Tom Rae’s entry (most important picture), reveals the Milky Approach rising from New Zealand’s highest mountain, Aoraki/Mount Cook dinner, on a winter’s night time. “In uncommon alpine climate situations, I launched into a journey up the glacial valley one night time,” stated Rae in an announcement on Zafra’s website. “Upon reaching the lake, the scene that unfolded made me really feel like I had landed on one other planet.”
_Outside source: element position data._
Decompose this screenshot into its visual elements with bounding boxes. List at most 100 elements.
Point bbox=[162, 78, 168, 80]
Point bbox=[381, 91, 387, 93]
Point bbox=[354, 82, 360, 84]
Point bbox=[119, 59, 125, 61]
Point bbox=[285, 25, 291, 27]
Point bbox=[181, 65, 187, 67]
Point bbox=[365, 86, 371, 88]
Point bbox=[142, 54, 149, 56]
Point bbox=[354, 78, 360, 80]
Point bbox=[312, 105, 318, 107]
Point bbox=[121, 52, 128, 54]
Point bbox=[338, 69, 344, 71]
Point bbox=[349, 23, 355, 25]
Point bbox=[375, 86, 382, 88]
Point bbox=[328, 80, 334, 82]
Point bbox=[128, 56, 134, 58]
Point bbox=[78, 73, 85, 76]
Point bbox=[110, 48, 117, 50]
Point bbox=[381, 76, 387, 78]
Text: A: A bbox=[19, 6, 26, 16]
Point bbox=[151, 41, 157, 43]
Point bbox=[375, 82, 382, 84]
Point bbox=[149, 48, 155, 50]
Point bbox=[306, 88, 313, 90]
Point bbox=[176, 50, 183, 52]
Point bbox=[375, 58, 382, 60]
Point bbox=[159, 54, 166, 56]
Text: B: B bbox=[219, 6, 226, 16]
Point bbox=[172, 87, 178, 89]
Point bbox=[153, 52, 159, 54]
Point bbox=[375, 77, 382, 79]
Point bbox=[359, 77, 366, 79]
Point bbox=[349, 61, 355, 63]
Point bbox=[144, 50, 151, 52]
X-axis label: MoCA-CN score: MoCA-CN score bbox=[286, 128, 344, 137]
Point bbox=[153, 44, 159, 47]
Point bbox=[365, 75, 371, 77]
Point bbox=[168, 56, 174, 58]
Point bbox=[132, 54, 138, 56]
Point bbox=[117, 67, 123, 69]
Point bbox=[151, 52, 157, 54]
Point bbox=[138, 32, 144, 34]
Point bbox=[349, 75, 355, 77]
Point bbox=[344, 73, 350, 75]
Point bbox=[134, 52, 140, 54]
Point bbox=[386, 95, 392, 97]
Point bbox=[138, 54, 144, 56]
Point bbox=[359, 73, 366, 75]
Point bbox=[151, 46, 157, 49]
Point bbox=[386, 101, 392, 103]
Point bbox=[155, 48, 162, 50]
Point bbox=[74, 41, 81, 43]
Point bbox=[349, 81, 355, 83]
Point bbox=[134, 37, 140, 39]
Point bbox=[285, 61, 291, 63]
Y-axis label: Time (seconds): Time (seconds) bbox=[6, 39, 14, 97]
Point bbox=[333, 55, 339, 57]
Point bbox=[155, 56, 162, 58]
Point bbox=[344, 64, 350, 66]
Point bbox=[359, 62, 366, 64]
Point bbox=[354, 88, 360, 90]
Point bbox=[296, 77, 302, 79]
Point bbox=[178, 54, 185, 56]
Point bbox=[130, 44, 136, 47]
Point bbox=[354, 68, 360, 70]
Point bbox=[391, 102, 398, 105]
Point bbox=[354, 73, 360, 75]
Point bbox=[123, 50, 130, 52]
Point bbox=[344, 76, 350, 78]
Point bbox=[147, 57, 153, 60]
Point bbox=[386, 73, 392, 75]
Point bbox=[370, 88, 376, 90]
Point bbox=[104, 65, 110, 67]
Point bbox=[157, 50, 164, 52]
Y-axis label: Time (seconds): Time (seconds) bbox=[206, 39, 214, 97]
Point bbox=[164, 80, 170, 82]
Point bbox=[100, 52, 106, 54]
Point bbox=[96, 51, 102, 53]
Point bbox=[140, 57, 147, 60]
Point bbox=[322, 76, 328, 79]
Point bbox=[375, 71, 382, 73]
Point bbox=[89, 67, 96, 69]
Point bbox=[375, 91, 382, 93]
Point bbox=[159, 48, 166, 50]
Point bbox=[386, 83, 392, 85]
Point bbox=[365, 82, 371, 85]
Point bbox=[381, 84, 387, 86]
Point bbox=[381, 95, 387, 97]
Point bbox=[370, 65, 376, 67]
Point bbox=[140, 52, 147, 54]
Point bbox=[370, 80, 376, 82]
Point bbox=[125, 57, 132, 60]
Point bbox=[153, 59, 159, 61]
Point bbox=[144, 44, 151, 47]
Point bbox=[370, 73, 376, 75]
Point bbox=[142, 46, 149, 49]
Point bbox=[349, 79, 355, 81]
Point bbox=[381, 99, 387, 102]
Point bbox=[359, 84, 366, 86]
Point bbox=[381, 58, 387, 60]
2024 Milky Approach photographer of the yr/ANDREA CURZI

In one other elevated endeavour, Andrea Curzi captured an “arch” of the Milky Approach (pictured above) over Passo Giau, a mountain move in Italy.  The purple blurs within the sky are clouds of glowing hydrogen referred to as emission nebulae, which seem purple as a consequence of emitting solely at specific wavelengths. The sunshine is produced as a result of ionisation of atoms within the gasoline, attributable to newly forming stars.

Milky means photographed at Jap Sierra area of California

2024 MILKY WAY PHOTOGRAPHER OF THE YEAR/BRANDT RYDER

 

Starry Hoodoo Wonderland

2024 MILKY WAY PHOTOGRAPHER OF THE YEAR/STEPHANIE THI

In the meantime, the photographs above present outstanding scenes from the US. Brandt Ryder’s shot, first of the 2, was taken within the Jap Sierra area of California, the place the Milky Approach frames a violet sea of lupines. Stephanie Thi named her picture, taken in Utah, Starry Hoodoo Wonderland – a nod to the toadstool-like hoodoo rocks that add to the aura of her starry backdrop.

 

Article amended on 13 June 2024

The second photograph is of Passo Giau in Italy and was taken by Andrea Curzi.